How to collect Vec<Result<Option<T>>> into Vec<T>?

I know this works, but it feels so icky iterating twice. Is there a way to call flatten before collect? Rust Analyzer complains because flatten is trying to operate on Result type...

let all_results: Vec<String> = futures::future::join_all(responses)
        .await // Vec<Result<Option<String>>>
        .into_iter()
        .collect::<Result<Vec<_>, _>>()? // Vec<Option<String>>
        .into_iter().flatten().collect::<Vec<_>>();
1 Like

Why can't you just flatten twice?

fn flatten_twice<T, E>(input: Vec<Result<Option<T>, E>>) -> Vec<T> {
    input.into_iter().flatten().flatten().collect()
}

(Rust Playground)

Because they want Result<Vec<_>> (notice the ? on the .collect::<Result<...>>).

I tried a few things, and the best I could come up with was this:

    let responses = vec![Ok(Some("<3 rust".to_owned()))];
    let all_results = responses
        .into_iter()
        .filter_map(Result::transpose)
        .collect::<Result<Vec<_>, _>>()?;
8 Likes

Oh, ok. So the question title differs from the actual intent.

1 Like

It's an implementation detail. The code does in fact end up producing Vec<T> after unwrapping.

just curious, why filter_map and not flat_map in this case? The differences between the two always get the better of me...

filter_map can be more efficient than more general iterator flattening, because it knows that for each input, it needs to produce zero or one output, not more than one. Previous discussion:

6 Likes

In addition to efficiency concerns, the function signatures for filter_map and flat_map differ; The filter_map closure/function returns Option<T>, allowing it to drop items by returning None. Whereas flat_map will happily call Iterator::flatten() on whatever its closure returns, and the effects of that are not always obvious.

Using filter_map(Result::transpose) works nicely in this particular case because it is filtering Result<Option<T>, E>, and the transformation to Option<Result<T, E>> will ensure that all None values are simply ignored while simultaneously unwrapping the Option.

This is very much a functional solution to the problem. And I am deeply aware that finding these solutions is rarely a simple task.

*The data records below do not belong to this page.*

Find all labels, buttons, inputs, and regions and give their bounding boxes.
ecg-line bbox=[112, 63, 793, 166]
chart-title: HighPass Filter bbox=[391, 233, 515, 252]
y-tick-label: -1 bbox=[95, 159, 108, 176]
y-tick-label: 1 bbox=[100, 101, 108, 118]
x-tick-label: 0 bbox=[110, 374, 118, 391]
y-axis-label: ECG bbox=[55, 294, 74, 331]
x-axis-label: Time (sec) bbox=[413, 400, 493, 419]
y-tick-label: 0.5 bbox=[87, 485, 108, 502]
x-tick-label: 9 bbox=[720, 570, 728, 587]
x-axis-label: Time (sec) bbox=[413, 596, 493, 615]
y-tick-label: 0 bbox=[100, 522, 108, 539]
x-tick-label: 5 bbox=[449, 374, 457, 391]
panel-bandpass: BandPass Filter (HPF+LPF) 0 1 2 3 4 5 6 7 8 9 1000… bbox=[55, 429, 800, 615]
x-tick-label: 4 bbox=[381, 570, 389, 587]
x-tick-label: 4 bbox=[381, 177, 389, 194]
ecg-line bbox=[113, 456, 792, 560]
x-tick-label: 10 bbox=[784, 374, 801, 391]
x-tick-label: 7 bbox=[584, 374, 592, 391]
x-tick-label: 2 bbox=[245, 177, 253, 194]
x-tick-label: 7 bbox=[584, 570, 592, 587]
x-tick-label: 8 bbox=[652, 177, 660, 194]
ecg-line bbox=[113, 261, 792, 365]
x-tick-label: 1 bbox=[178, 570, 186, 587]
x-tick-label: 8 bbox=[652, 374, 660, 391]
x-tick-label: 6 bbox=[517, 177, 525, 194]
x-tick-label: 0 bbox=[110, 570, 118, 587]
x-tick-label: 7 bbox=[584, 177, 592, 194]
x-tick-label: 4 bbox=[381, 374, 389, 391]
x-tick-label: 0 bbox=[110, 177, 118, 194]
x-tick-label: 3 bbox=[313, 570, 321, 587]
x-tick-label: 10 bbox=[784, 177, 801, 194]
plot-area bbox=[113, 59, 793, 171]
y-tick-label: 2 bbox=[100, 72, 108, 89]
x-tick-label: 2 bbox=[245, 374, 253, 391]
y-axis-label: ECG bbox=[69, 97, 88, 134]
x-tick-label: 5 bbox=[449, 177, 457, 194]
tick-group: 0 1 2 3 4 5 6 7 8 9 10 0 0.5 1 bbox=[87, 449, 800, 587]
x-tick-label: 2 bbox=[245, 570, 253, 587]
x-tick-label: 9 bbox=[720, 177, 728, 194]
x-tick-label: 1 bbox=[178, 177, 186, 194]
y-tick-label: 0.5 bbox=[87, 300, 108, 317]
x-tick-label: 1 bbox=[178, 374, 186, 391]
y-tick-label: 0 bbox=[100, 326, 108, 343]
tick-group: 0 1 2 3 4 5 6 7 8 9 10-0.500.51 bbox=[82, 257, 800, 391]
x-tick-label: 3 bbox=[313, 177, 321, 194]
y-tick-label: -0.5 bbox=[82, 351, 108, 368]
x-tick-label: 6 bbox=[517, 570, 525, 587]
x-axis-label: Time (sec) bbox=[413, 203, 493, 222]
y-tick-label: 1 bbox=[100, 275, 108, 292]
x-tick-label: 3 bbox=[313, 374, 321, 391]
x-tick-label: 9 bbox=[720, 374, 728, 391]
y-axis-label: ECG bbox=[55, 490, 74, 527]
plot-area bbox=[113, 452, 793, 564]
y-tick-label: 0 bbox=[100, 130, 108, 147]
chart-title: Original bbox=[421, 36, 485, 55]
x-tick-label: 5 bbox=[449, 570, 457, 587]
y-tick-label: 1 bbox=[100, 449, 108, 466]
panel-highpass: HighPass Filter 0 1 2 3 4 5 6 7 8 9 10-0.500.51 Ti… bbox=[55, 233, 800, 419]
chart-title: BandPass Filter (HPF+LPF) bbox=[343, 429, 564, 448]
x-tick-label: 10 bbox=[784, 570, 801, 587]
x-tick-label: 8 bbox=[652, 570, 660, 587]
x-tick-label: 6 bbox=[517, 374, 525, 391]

What's the difference, though? It yields exactly the same behavior with Option, since its IntoIterator impl yields one element if it's Some, and zero if it's None.

I'm not sure what's "not obvious" in flat_map's effect. It does exactly what it promises – unfolding/concatenating one layer of inner iterators.

I would argue that readability is a difference of concern. While it is clear to anyone familiar with traits that IntoIterator plays an important role with flat_map, to newcomers I suspect the language-level indirection can be a source of confusion.

"I'm returning something that impls IntoIterator, which means somewhere inside flat_map it is gaining access to something else that impls Iterator and then calls flatten on it."

vs.

"I'm returning Some to keep items or None to discard them."

1 Like

While I agree that the semantically correct method to choose in this specific case is filter_map(), because it expresses the intent of filtering, I don't buy the complexity argument. It really just boils down how complex you want it to sound. It could be formulated to give exactly the opposite impression:

I'm returning an iterable to concatenate 0 or 1 items.

vs.

I'm returning an Option::Some or an Option::None that gets matched somewhere inside filter_map, which in turn somehow decides whether it should be yielded as the next item or not.

There is no real difference in the complexity from the user's perspective.

That formulation feels even more stretched than what I provided. In one case you can tell what is happening by the signature alone, and in the other you have to click through at least two pages of documentation (or follow interfaces in your IDE or whatever) to discover the implementation details of IntoIterator for Option.

I'm sorry, I just don't buy how you've rephrased the problem statement.